Talk is cheap, of course. And anecdotes are always anecdotal. The ultimate proof that citizen cyberscience is gaining ground on traditional forms of distributed computing – and that it might actually work for your science, too, comes from trying. And that’s exactly what some of my colleagues are going to do in a few weeks time at the first “Asia@Home Hackfest” at Academia Sinica in Taipei.
The idea of the first day of this two-day event is to focus on computing code for earthquake simulations, which uses a protocol called MPI (message passing interface) designed specifically for tightly coupled supercomputer processors. The goal is to show that with a bit of effort and a good dose of ingenuity, this ought to run quite effectively on ordinary PCs. Or at least, on machines that volunteers are willing to make available to researchers.
This last point is a subtle and important distinction. The Internet connects a huge range of computing devices. And volunteer computing need not be constrained by what an “ordinary” or “average” PC or laptop can do. It is quite easy to specify that a volunteer computing project should only be distributed to machines with certain performance parameters. And nothing stops a scientist from setting those parameters very high. The “long tail” of the Internet, when it comes to volunteer computing, stretches out to amazing levels of performance, achieved by PC enthusiasts who build their own blazingly fast machines and even hack together garage-sized clusters.
We’ll see in a few weeks time whether a strategy to deliberately exploit this long tail will pay off. If it does, yet another barrier to volunteer computing may come crashing down. And Myth #2, the myth that “it won’t work for my science”, will have been exploded once again.

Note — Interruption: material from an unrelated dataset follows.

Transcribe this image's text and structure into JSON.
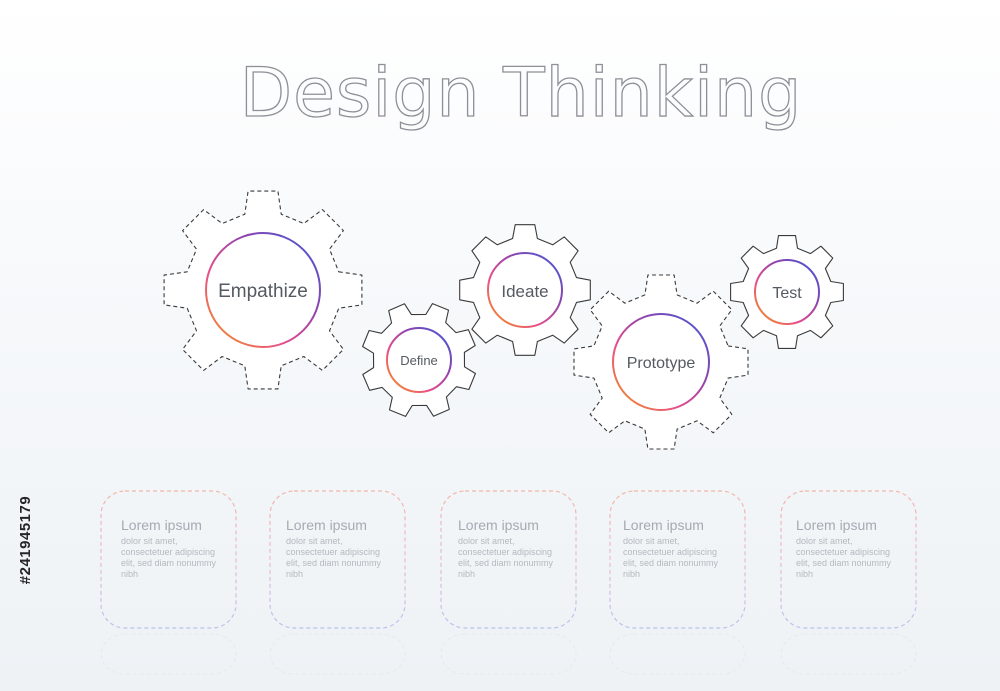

Addendum: this post has focused uniquely on volunteer computing to illustrate Myth #2, because that is an area where citizen cyberscience is up against some entrenched views and values, fueled by powerful interests that keep large scientific data centres and supercomputing initiatives going. When it comes to volunteer thinking – distributing tasks via the Web for people to do on their computers – there are similar dogmas that need to be challenged. For example the view that computers will be able to do any pattern recognition problem better than humans (wrong!) or that the work of untrained humans can never be trusted for scientific purposes (wrong again – I’ll come back to this when I discuss Myth #4). However, the challenge of overcoming ingrained prejudices is not as severe in this case, and I would venture that this is simply because the competition to volunteer thinking is not as well resourced.